The song is called Literally I Can’t.

As in, Literally I Can’t wait to turn it off. Or, Literally I Can’t believe this pile of offensive, misogynistic awfulness exists.

Disclaimer: what you are about to watch will probably ruin your day, your ears, maybe your life. It is repetitive; it may get stuck in your head. If you start humming it, we hold no responsibility for not wanting to be friends with you any more. No, not even on Facebook.

Here are the three reasons why this song should not exist. At all.
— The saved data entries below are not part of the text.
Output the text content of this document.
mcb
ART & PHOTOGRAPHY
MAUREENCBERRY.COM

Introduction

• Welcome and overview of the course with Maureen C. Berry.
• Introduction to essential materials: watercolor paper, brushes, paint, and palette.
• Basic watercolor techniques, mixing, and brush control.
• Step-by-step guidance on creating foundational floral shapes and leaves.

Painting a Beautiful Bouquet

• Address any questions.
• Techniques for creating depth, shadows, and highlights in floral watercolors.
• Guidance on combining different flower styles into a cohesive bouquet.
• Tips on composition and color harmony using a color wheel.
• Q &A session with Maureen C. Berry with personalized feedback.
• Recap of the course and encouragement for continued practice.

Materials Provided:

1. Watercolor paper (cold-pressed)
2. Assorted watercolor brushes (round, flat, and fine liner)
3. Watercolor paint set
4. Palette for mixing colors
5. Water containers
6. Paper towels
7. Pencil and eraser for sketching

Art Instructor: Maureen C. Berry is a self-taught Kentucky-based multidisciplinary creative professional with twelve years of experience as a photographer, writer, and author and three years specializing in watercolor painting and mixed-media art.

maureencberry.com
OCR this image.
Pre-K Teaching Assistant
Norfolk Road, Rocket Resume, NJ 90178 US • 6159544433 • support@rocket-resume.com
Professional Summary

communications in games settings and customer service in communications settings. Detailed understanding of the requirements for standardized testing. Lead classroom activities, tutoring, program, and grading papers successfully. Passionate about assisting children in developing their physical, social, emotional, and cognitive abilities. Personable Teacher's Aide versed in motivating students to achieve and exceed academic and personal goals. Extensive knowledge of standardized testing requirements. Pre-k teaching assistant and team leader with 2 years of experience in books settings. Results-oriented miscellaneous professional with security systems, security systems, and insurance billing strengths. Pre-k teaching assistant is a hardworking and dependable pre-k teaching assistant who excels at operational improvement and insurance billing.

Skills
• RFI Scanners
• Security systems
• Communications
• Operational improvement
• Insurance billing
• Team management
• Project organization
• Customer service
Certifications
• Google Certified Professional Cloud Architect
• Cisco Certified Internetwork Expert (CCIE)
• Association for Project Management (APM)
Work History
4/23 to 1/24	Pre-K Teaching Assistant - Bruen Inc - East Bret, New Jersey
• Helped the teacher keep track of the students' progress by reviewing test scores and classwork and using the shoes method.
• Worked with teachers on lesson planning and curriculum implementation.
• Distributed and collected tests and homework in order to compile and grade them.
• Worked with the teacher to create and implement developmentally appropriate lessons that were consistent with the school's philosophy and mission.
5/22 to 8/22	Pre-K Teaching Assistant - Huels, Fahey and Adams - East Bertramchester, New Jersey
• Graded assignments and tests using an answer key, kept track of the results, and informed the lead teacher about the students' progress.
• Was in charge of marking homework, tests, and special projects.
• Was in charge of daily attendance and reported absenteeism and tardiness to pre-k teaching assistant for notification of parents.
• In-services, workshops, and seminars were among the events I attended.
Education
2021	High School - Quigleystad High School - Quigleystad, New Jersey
1. The lyrics are APPALLING.

First, a little context. It won’t take long, because the concept is such a pile of crap that it requires no thought at all. There’s a douchey party, attended by some douchey guys, of the kind of douche level that is frankly an embarrassment to God/The Big Bang/whatever biological genius created human life. Among these guys are Redfoo, Lil Jon and Enertia McFly (no idea, but it sounds disease-spreading). In come some girls who, obviously, do not want to waste a second of their lives being in the company of these grot-bags, let alone, a) doing tequila shots with them, b) doing girl-on-girl action in front of them. The women should leave, but instead they say, ‘Literally I can’t’ on repeat. Sure, it’s annoying, but look at what they’re dealing with. Redfoo – who we must point out is a 39-year-old grown man – responds with the following:

“You got a big ol’ butt, I can tell by the way you walkin’. But you an annoying BEEP, Cos you talkin, ugh.”

Where to start?

redfoo2

2. The men who like this song are going to be APPALLING.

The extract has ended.